The idea of a network of ulama offers a powerful lens through which to read the history of Islam in the Indonesian archipelago. As far as I’m aware, Azyumardi Azra’s Jaringan Ulama (1993) stands as one of the earliest serious attempts to map this terrain. It’s no surprise, then, that the very notion of scholarly networks in the archipelago has become closely tied to his name.
Azra’s work shows how intellectual currents flowing between the Middle East and the Nusantara in the 17th and 18th centuries seeded a wave of Islamic renewal. The religious landscape of the time bore the imprint of neo-Sufism—a shift that gently steered local Islam away from a purely mystical orientation toward a more balanced synthesis, where spiritual practice and Islamic law moved hand in hand.

The Evolution of the Field
After Azra, the conversation didn’t stop—it widened. Later scholars began to revisit Islam in the archipelago through the same lens of scholarly networks. What Azra once described as a “neglected field” gradually found its footing. Not dominant, perhaps, but no longer overlooked.
Take Agus Sunyoto’s Atlas Wali Songo (2012). While not explicitly framed as a study of scholarly networks, it effectively maps one: the interconnected world of the Wali Songo. Sunyoto’s strength lies in restraint. He sidesteps the usual hagiographic tales of miracles and instead presents the Wali Songo as historical actors embedded in a living network—linked by shared missions, knowledge, and social ties.
Then there’s Amirul Ulum’s Al-Jawi al-Makki: Kiprah Ulama Nusantara di Haramain (2017), which, in many ways, picks up where Azra left off. Both explore networks formed in the Haramain, though across different centuries. Azra focuses on the 17th and 18th centuries; Ulum shifts the spotlight to the 19th and 20th. He frames this web as the al-Jawi al-Makki network—a continuation, not a repetition, of earlier scholarly exchanges.
Across these works, we can trace networks at both national and global scales—Wali Songo within Java, al-Jawi al-Makki across the wider Islamic world. Yet something often slips through the cracks: the local.
Azra himself once called this gap “the forgotten network.” And it’s a telling phrase. Because at the grassroots level—villages, coastal communities, remote regions—ulama have long shaped the lived texture of Islam in ways that are no less significant.
My own thesis, The Jiou Network (Local Ulama) and Islamic Patterns on the Southern Coast of Bolaang Mongondow, North Sulawesi, in the 20th Century (2021), tries to step into that silence. It traces the jiou ulama network and shows how deeply their influence runs—quiet, persistent, and formative in shaping local expressions of Islam along that coastline.
These works, taken together, sketch a larger picture. Islam in the archipelago did not spread in isolation, nor did it grow randomly. It moved through people—through scholars bound together in networks, visible and invisible alike.

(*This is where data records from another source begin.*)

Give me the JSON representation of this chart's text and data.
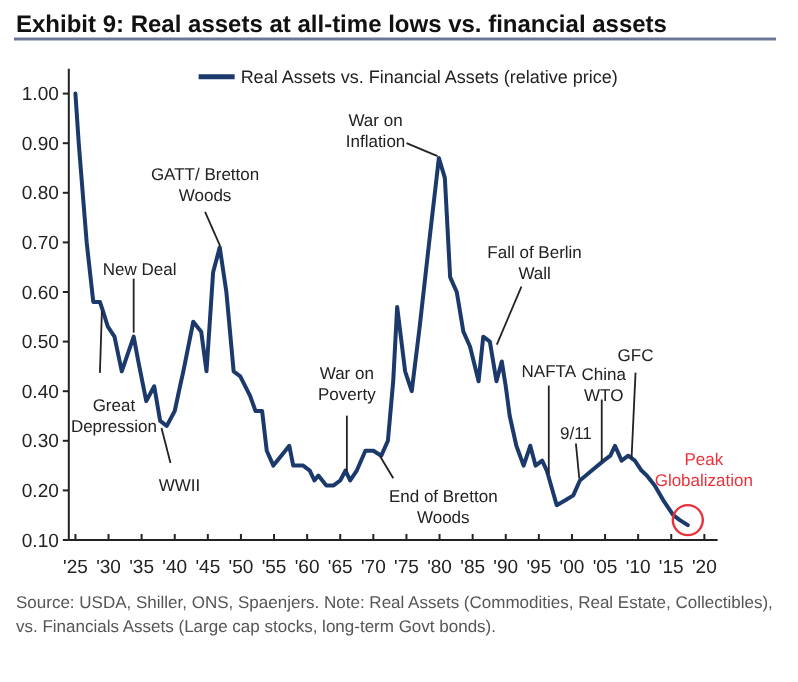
{
  "chart_data": {
    "type": "line",
    "title": "Exhibit 9: Real assets at all-time lows vs. financial assets",
    "x": [
      1925,
      1925.5,
      1926.7,
      1927.7,
      1928.7,
      1929.2,
      1929.9,
      1930.9,
      1932,
      1933.8,
      1934.5,
      1935.7,
      1936.9,
      1937.8,
      1938.8,
      1940,
      1940.8,
      1941.3,
      1942.8,
      1944,
      1944.8,
      1945.8,
      1946.8,
      1947.8,
      1948.9,
      1949.9,
      1951.4,
      1952.2,
      1953.2,
      1953.9,
      1954.9,
      1956.7,
      1957.3,
      1957.9,
      1959.4,
      1960.4,
      1961.1,
      1961.7,
      1962.9,
      1964,
      1965,
      1965.8,
      1966.5,
      1967.5,
      1968.8,
      1970,
      1971.2,
      1972.2,
      1973,
      1973.6,
      1974.8,
      1975.8,
      1977,
      1978.6,
      1979.9,
      1980.8,
      1981.6,
      1982.6,
      1983.6,
      1984.6,
      1985.9,
      1986.6,
      1987.6,
      1988.6,
      1989.4,
      1990,
      1990.6,
      1991.6,
      1992.7,
      1993.7,
      1994.5,
      1995.5,
      1996.2,
      1997.7,
      1999,
      2000.2,
      2001.2,
      2003,
      2004.8,
      2005.8,
      2006.5,
      2007.5,
      2008.5,
      2009.5,
      2010.5,
      2011.3,
      2012.5,
      2013.8,
      2015.3,
      2016.3,
      2017.5
    ],
    "series": [
      {
        "name": "Real Assets vs. Financial Assets (relative price)",
        "color": "#1b3a6b",
        "values": [
          1.0,
          0.9,
          0.7,
          0.58,
          0.58,
          0.56,
          0.53,
          0.51,
          0.44,
          0.51,
          0.46,
          0.38,
          0.41,
          0.34,
          0.33,
          0.36,
          0.41,
          0.44,
          0.54,
          0.52,
          0.44,
          0.64,
          0.69,
          0.6,
          0.44,
          0.43,
          0.39,
          0.36,
          0.36,
          0.28,
          0.25,
          0.28,
          0.29,
          0.25,
          0.25,
          0.24,
          0.22,
          0.23,
          0.21,
          0.21,
          0.22,
          0.24,
          0.22,
          0.24,
          0.28,
          0.28,
          0.27,
          0.3,
          0.42,
          0.57,
          0.44,
          0.4,
          0.53,
          0.72,
          0.87,
          0.83,
          0.63,
          0.6,
          0.52,
          0.49,
          0.42,
          0.51,
          0.5,
          0.42,
          0.46,
          0.41,
          0.35,
          0.29,
          0.25,
          0.29,
          0.25,
          0.26,
          0.24,
          0.17,
          0.18,
          0.19,
          0.22,
          0.24,
          0.26,
          0.27,
          0.29,
          0.26,
          0.27,
          0.26,
          0.24,
          0.23,
          0.21,
          0.18,
          0.15,
          0.14,
          0.13
        ]
      }
    ],
    "xlim": [
      1924,
      2022
    ],
    "xticks": [
      {
        "value": 1925,
        "label": "'25"
      },
      {
        "value": 1930,
        "label": "'30"
      },
      {
        "value": 1935,
        "label": "'35"
      },
      {
        "value": 1940,
        "label": "'40"
      },
      {
        "value": 1945,
        "label": "'45"
      },
      {
        "value": 1950,
        "label": "'50"
      },
      {
        "value": 1955,
        "label": "'55"
      },
      {
        "value": 1960,
        "label": "'60"
      },
      {
        "value": 1965,
        "label": "'65"
      },
      {
        "value": 1970,
        "label": "'70"
      },
      {
        "value": 1975,
        "label": "'75"
      },
      {
        "value": 1980,
        "label": "'80"
      },
      {
        "value": 1985,
        "label": "'85"
      },
      {
        "value": 1990,
        "label": "'90"
      },
      {
        "value": 1995,
        "label": "'95"
      },
      {
        "value": 2000,
        "label": "'00"
      },
      {
        "value": 2005,
        "label": "'05"
      },
      {
        "value": 2010,
        "label": "'10"
      },
      {
        "value": 2015,
        "label": "'15"
      },
      {
        "value": 2020,
        "label": "'20"
      }
    ],
    "ylim": [
      0.1,
      1.05
    ],
    "yticks": [
      {
        "value": 0.1,
        "label": "0.10"
      },
      {
        "value": 0.2,
        "label": "0.20"
      },
      {
        "value": 0.3,
        "label": "0.30"
      },
      {
        "value": 0.4,
        "label": "0.40"
      },
      {
        "value": 0.5,
        "label": "0.50"
      },
      {
        "value": 0.6,
        "label": "0.60"
      },
      {
        "value": 0.7,
        "label": "0.70"
      },
      {
        "value": 0.8,
        "label": "0.80"
      },
      {
        "value": 0.9,
        "label": "0.90"
      },
      {
        "value": 1.0,
        "label": "1.00"
      }
    ],
    "legend": "top",
    "annotations": [
      {
        "text": "Great\nDepression",
        "x": 1929,
        "y": 0.57
      },
      {
        "text": "New Deal",
        "x": 1933.8,
        "y": 0.51
      },
      {
        "text": "WWII",
        "x": 1938,
        "y": 0.33
      },
      {
        "text": "GATT/ Bretton\nWoods",
        "x": 1947,
        "y": 0.685
      },
      {
        "text": "War on\nInflation",
        "x": 1980,
        "y": 0.87
      },
      {
        "text": "Fall of Berlin\nWall",
        "x": 1988.5,
        "y": 0.49
      },
      {
        "text": "War on\nPoverty",
        "x": 1966,
        "y": 0.235
      },
      {
        "text": "End of Bretton\nWoods",
        "x": 1971.5,
        "y": 0.275
      },
      {
        "text": "NAFTA",
        "x": 1996.5,
        "y": 0.23
      },
      {
        "text": "9/11",
        "x": 2001.2,
        "y": 0.22
      },
      {
        "text": "China\nWTO",
        "x": 2004.5,
        "y": 0.255
      },
      {
        "text": "GFC",
        "x": 2009,
        "y": 0.26
      },
      {
        "text": "Peak\nGlobalization",
        "x": 2017.5,
        "y": 0.13
      },
      "Source: USDA, Shiller, ONS, Spaenjers. Note: Real Assets (Commodities, Real Estate, Collectibles), vs. Financials Assets (Large cap stocks, long-term Govt bonds)."
    ]
  }
}
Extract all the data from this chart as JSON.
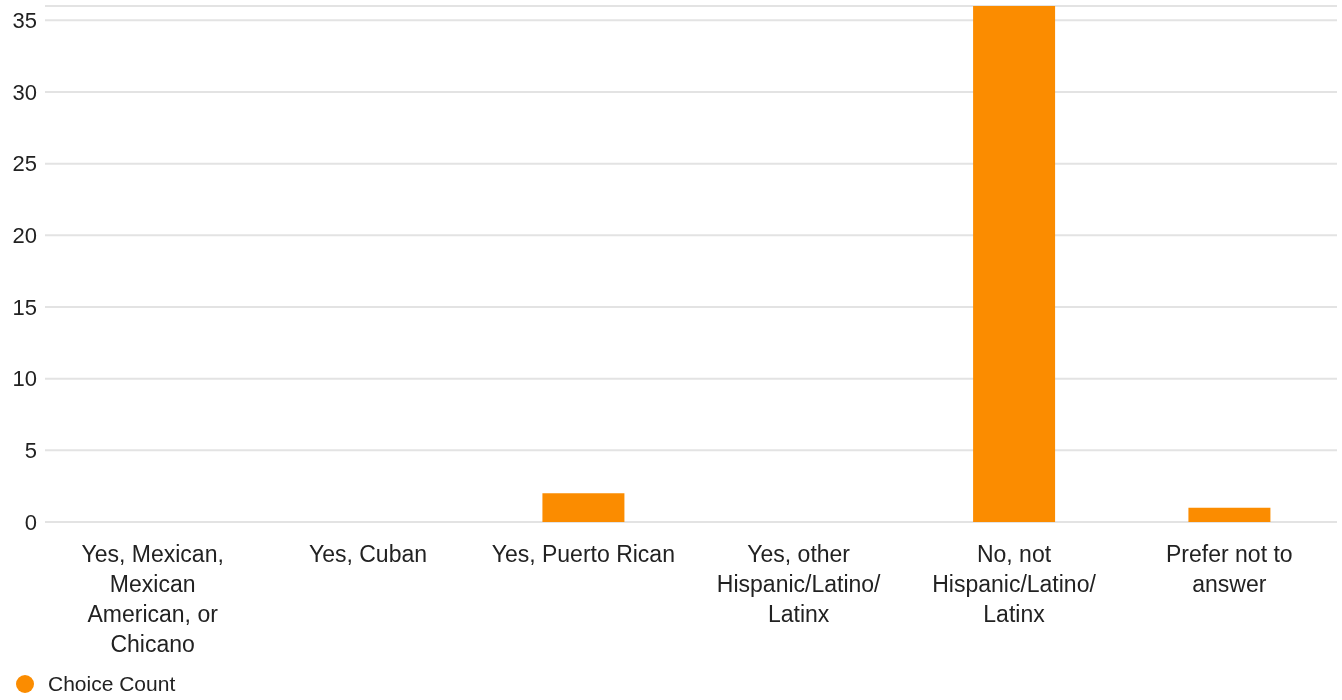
{
  "chart_data": {
    "type": "bar",
    "categories": [
      "Yes, Mexican, Mexican American, or Chicano",
      "Yes, Cuban",
      "Yes, Puerto Rican",
      "Yes, other Hispanic/Latino/ Latinx",
      "No, not Hispanic/Latino/ Latinx",
      "Prefer not to answer"
    ],
    "series": [
      {
        "name": "Choice Count",
        "color": "#fb8c00",
        "values": [
          0,
          0,
          2,
          0,
          36,
          1
        ]
      }
    ],
    "ylim": [
      0,
      36
    ],
    "yticks": [
      0,
      5,
      10,
      15,
      20,
      25,
      30,
      35
    ],
    "grid": "y",
    "legend": "bottom left"
  }
}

How Scholarly Networks Take Shape
Drawing from Azra’s analysis in Jaringan Ulama Timur Tengah dan Kepulauan Nusantara Abad XVII dan XVIII, we can see that these networks tend to form in two distinct ways: directly and indirectly.
Direct networks grow out of tangible relationships—teacher and student, parent and child, in-law ties. They are personal, traceable, almost genealogical.
Consider the Wali Songo. Sunan Ampel and Sunan Bonang were father and son. Bonang, in turn, taught Sunan Kalijaga. Across the network, these lines of knowledge and lineage intertwine, forming a web grounded in both blood and learning.
Indirect networks are subtler. They emerge when scholars don’t share the same teacher, but their teachers do. Or when they draw from the same texts, inherit the same intellectual traditions, or orbit around a shared center of learning.
Again, the Wali Songo offer a telling example. Kalijaga studied under Bonang, who had studied at Ampel. Meanwhile, Datuk Ri Bandang, known for spreading Islam in eastern Indonesia, studied at Giri—whose founder, Sunan Giri, had also studied in Ampel. No direct link between Kalijaga and Datuk Ri Bandang—yet both are quietly connected through Ampel’s intellectual lineage.
This is how networks breathe: not always through visible ties, but through shared roots.
Why This Matters
The theory of ulama networks does more than map relationships—it reframes how we read history. Through Azra’s lens, the story of Islam in the archipelago becomes less about isolated figures and more about interconnected lives.
And that changes everything.
We begin to see patterns where there once seemed to be fragments. We understand how ideas traveled, how teachings evolved, how communities were shaped—not by chance, but through the steady presence of scholars working within networks that stretched across oceans and generations.
In the end, Islam in the Nusantara is not just a story of arrival. It’s a story of connection.